Each warning is gated by a per-function flag at context->field_208 + 72 + 26280:

Byte == 1 with DWORD at +26288 nonzero: Emit via sub_895530 (direct diagnostic with source location). Falls back to sub_7EEFA0 (format-to-buffer, no location) if the source location callback at context->vtable + 48 is null.
Byte != 1 (default): Emit via sub_7FA2C0 (warning-once gate, keyed on hex code at context + 154). If the gate passes (first occurrence for this function), emits via sub_895670 (diagnostic through context->vtable + 128 callback). This prevents the same warning from being emitted multiple times for the same function.

All warnings use the prefix "Potential Performance Loss: wgmma.mma_async instructions are serialized due to ...".

Serialization Warning Table

Case	Hex	Decimal	Message suffix	Source function
1	`0x1D55`	7509	`...the presence of Extern calls in the function '%s'`	`sub_ADEB40`
2	`0x1D56`	7510	`...wgmma pipeline crossing function boundary at a function call in the function '%s'`	`sub_ADEB40`
3	`0x1D57`	7511	`...insufficient register resources for the wgmma pipeline in the function '%s'`	`sub_ADA7E0`, orchestrator fallback
4	`0x1D58`	7512	`...insufficient register resources for the function '%s'`	orchestrator resource check
5	`0x1D59`	7513	`...non wgmma instructions defining input registers of a wgmma between start and end of the pipeline stage in the function '%s'`	`sub_ADEB40`, `sub_AE17C0`
6	`0x1D5A`	7514	`...non wgmma instructions reading accumulator registers of a wgmma between start and end of the pipeline stage in the function '%s'`	`sub_AE17C0`
7	`0x1D5B`	7515	`...non wgmma instructions defining accumulator registers of a wgmma between start and end of the pipeline stage in the function '%s'`	`sub_ADEB40`, `sub_AE17C0`
8	`0x1D5C`	7516	`...ill formed pipeline stage in the function '%s'`	`sub_AE3D40` structural check
9	`0x1D5E`	7518	`...program dependence on compiler-inserted WG.DP in divergent path in the function '%s'`	`sub_ADEB40` finalization
10	`0x1D60`	7520	`...program dependence on compiler-inserted WG.AR in divergent path in the function '%s'`	`sub_ADEB40` finalization

Note: The hex codes are not contiguous. Codes 0x1D5D (7517) and 0x1D5F (7519) are advisory injection warnings, not serialization warnings (see below).
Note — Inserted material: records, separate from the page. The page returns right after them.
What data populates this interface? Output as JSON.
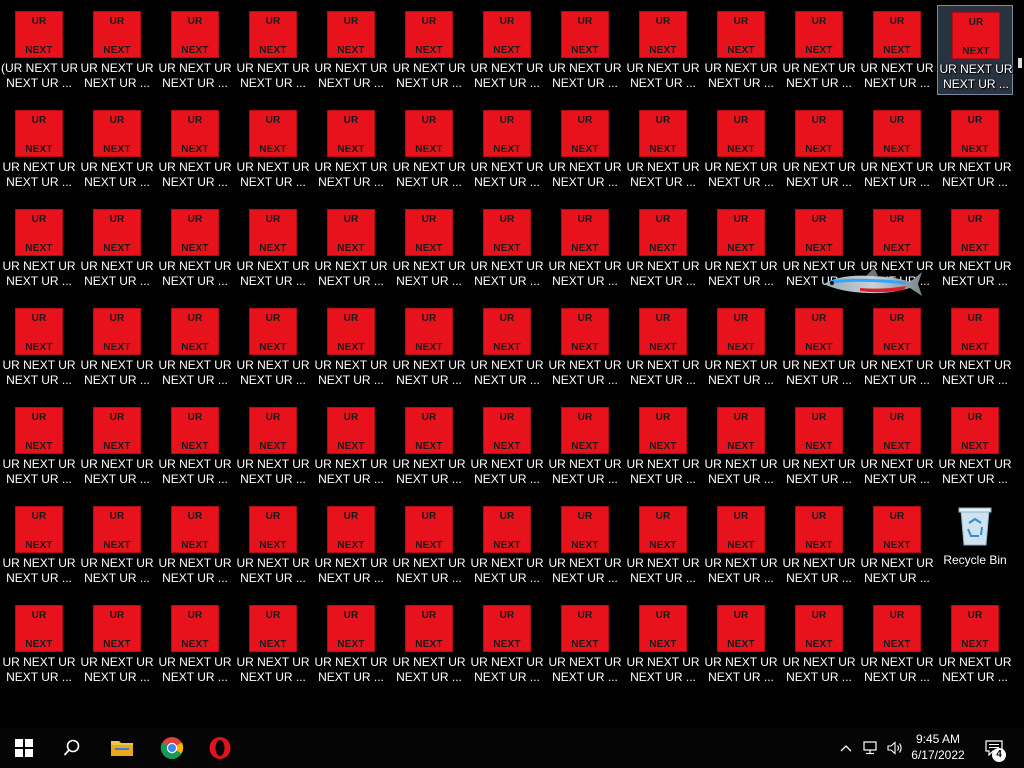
{
  "desktop": {
    "icon_tile_top": "UR",
    "icon_tile_bottom": "NEXT",
    "icon_label_line1": "UR NEXT UR",
    "icon_label_line2": "NEXT UR ...",
    "first_icon_label_line1": "(UR NEXT UR.",
    "rows": 7,
    "columns": 13,
    "selected_icon": {
      "row": 0,
      "col": 12
    },
    "tile_color": "#e8121c",
    "recycle_bin": {
      "label": "Recycle Bin",
      "row": 5,
      "col": 12,
      "icon": "recycle-bin-icon"
    },
    "wallpaper_object": "neon-tetra-fish"
  },
  "taskbar": {
    "apps": [
      {
        "name": "start-button",
        "icon": "windows-logo-icon"
      },
      {
        "name": "search-button",
        "icon": "search-icon"
      },
      {
        "name": "file-explorer-button",
        "icon": "folder-icon"
      },
      {
        "name": "chrome-button",
        "icon": "chrome-icon"
      },
      {
        "name": "opera-button",
        "icon": "opera-icon"
      }
    ],
    "tray": {
      "chevron": "chevron-up-icon",
      "network": "network-icon",
      "volume": "volume-icon",
      "time": "9:45 AM",
      "date": "6/17/2022",
      "notification_count": "4"
    }
  }
}
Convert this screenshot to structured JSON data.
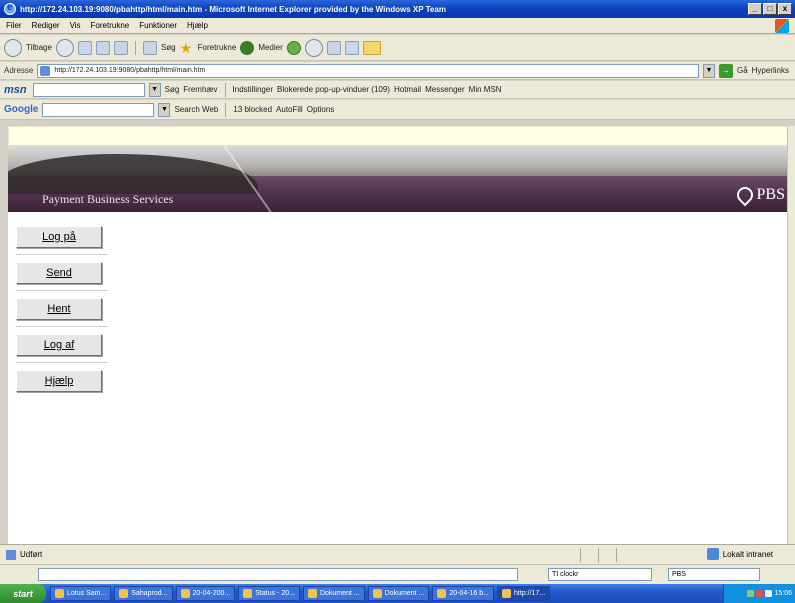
{
  "window": {
    "title": "http://172.24.103.19:9080/pbahttp/html/main.htm - Microsoft Internet Explorer provided by the Windows XP Team",
    "buttons": [
      "_",
      "□",
      "x"
    ]
  },
  "menu": [
    "Filer",
    "Rediger",
    "Vis",
    "Foretrukne",
    "Funktioner",
    "Hjælp"
  ],
  "toolbar": {
    "back": "Tilbage",
    "search": "Søg",
    "favorites": "Foretrukne",
    "media": "Medier"
  },
  "address": {
    "label": "Adresse",
    "url": "http://172.24.103.19:9080/pbahttp/html/main.htm",
    "go": "Gå",
    "links": "Hyperlinks"
  },
  "msnbar": {
    "logo": "msn",
    "search": "Søg",
    "highlight": "Fremhæv",
    "settings": "Indstillinger",
    "popups": "Blokerede pop-up-vinduer (109)",
    "hotmail": "Hotmail",
    "messenger": "Messenger",
    "my_msn": "Min MSN"
  },
  "googlebar": {
    "logo": "Google",
    "search_web": "Search Web",
    "blocked": "13 blocked",
    "autofill": "AutoFill",
    "options": "Options"
  },
  "banner": {
    "title": "Payment Business Services",
    "logo": "PBS"
  },
  "nav": [
    {
      "label": "Log på"
    },
    {
      "label": "Send"
    },
    {
      "label": "Hent"
    },
    {
      "label": "Log af"
    },
    {
      "label": "Hjælp"
    }
  ],
  "status": {
    "text": "Udført",
    "zone": "Lokalt intranet"
  },
  "langbar": {
    "box1": "TI clockr",
    "box2": "PBS"
  },
  "taskbar": {
    "start": "start",
    "tasks": [
      "Lotus Sam...",
      "Sahaprod...",
      "20-04-200...",
      "Status - 20...",
      "Dokument ...",
      "Dokument ...",
      "20-04-16 b...",
      "http://17..."
    ],
    "clock": "15:06"
  }
}
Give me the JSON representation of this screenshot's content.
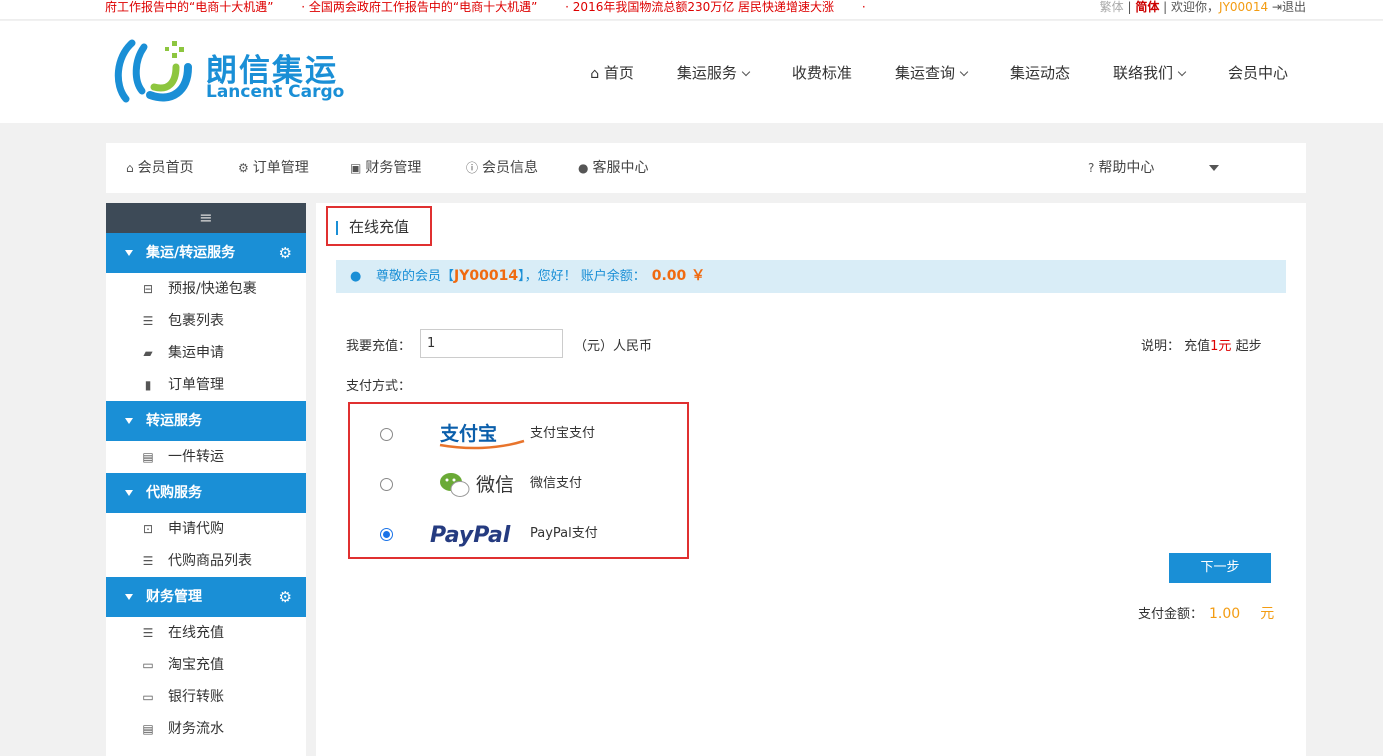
{
  "topbar": {
    "news": [
      "府工作报告中的“电商十大机遇”",
      "· 全国两会政府工作报告中的“电商十大机遇”",
      "· 2016年我国物流总额230万亿 居民快递增速大涨",
      "·"
    ],
    "lang_traditional": "繁体",
    "sep": "|",
    "lang_simplified": "简体",
    "welcome": "欢迎你，",
    "user_id": "JY00014",
    "logout": "退出"
  },
  "logo": {
    "cn": "朗信集运",
    "en": "Lancent Cargo"
  },
  "mainnav": [
    {
      "label": "首页",
      "icon": "home-icon"
    },
    {
      "label": "集运服务",
      "dropdown": true
    },
    {
      "label": "收费标准"
    },
    {
      "label": "集运查询",
      "dropdown": true
    },
    {
      "label": "集运动态"
    },
    {
      "label": "联络我们",
      "dropdown": true
    },
    {
      "label": "会员中心"
    }
  ],
  "membernav": {
    "home": "会员首页",
    "orders": "订单管理",
    "finance": "财务管理",
    "info": "会员信息",
    "service": "客服中心",
    "help": "帮助中心"
  },
  "sidebar": {
    "menu_icon": "≡",
    "sections": [
      {
        "title": "集运/转运服务",
        "has_gear": true,
        "items": [
          {
            "label": "预报/快递包裹",
            "icon": "package-icon"
          },
          {
            "label": "包裹列表",
            "icon": "list-icon"
          },
          {
            "label": "集运申请",
            "icon": "truck-icon"
          },
          {
            "label": "订单管理",
            "icon": "book-icon"
          }
        ]
      },
      {
        "title": "转运服务",
        "has_gear": false,
        "items": [
          {
            "label": "一件转运",
            "icon": "chart-icon"
          }
        ]
      },
      {
        "title": "代购服务",
        "has_gear": false,
        "items": [
          {
            "label": "申请代购",
            "icon": "inbox-icon"
          },
          {
            "label": "代购商品列表",
            "icon": "list-icon"
          }
        ]
      },
      {
        "title": "财务管理",
        "has_gear": true,
        "items": [
          {
            "label": "在线充值",
            "icon": "list-icon"
          },
          {
            "label": "淘宝充值",
            "icon": "card-icon"
          },
          {
            "label": "银行转账",
            "icon": "card-icon"
          },
          {
            "label": "财务流水",
            "icon": "chart-icon"
          }
        ]
      }
    ]
  },
  "content": {
    "title": "在线充值",
    "notice_prefix": "尊敬的会员【",
    "notice_id": "JY00014",
    "notice_mid": "】，您好！ 账户余额：",
    "notice_balance": "0.00 ￥",
    "recharge_label": "我要充值：",
    "recharge_value": "1",
    "recharge_unit": "（元）人民币",
    "note_prefix": "说明：  充值",
    "note_amount": "1元",
    "note_suffix": "起步",
    "pay_method_label": "支付方式：",
    "payments": [
      {
        "name": "支付宝支付",
        "logo_text": "支付宝",
        "selected": false
      },
      {
        "name": "微信支付",
        "logo_text": "微信",
        "selected": false
      },
      {
        "name": "PayPal支付",
        "logo_text": "PayPal",
        "selected": true
      }
    ],
    "next_button": "下一步",
    "pay_amount_label": "支付金额：",
    "pay_amount_value": "1.00",
    "pay_amount_unit": "元"
  },
  "colors": {
    "brand": "#1a8fd6",
    "accent_orange": "#f06a10",
    "highlight_red": "#e03030"
  }
}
Advisory Injection Warnings

During successful (non-serialized) pipeline fixup, sub_ADEB40 emits advisory warnings when it injects warpgroup synchronization instructions. These are gated by knob check at sub_ACBCA0 and the per-instruction flag at bb_info + 282 bit 3:

Hex	Decimal	Message
`0x1D5D`	7517	`"warpgroup.wait is injected in around line %d by compiler to allow use of registers defined by GMMA in function '%s'"`
`0x1D5F`	7519	`"warpgroup.arrive is injected in around line %d by compiler to allow use of registers in GMMA in function '%s'"`

These are informational: they indicate the compiler successfully handled a register conflict by inserting synchronization, without falling back to serialization.

Detailed Trigger Conditions

Case 1 (`0x1D55`): Extern calls prevent pipelining

Trigger. During the instruction walk in sub_ADEB40, a call instruction (Ori opcode 236) is encountered within a WGMMA pipeline stage, or an operand references a basic block with no instructions (opaque/extern function target). The compiler cannot verify that the callee preserves the accumulator register state.

Detection code. In sub_ADEB40: when opcode == 236 (function call), or when a callee basic block's instruction pointer is null (*(_QWORD*)v114 == 0), v206 is set to 1.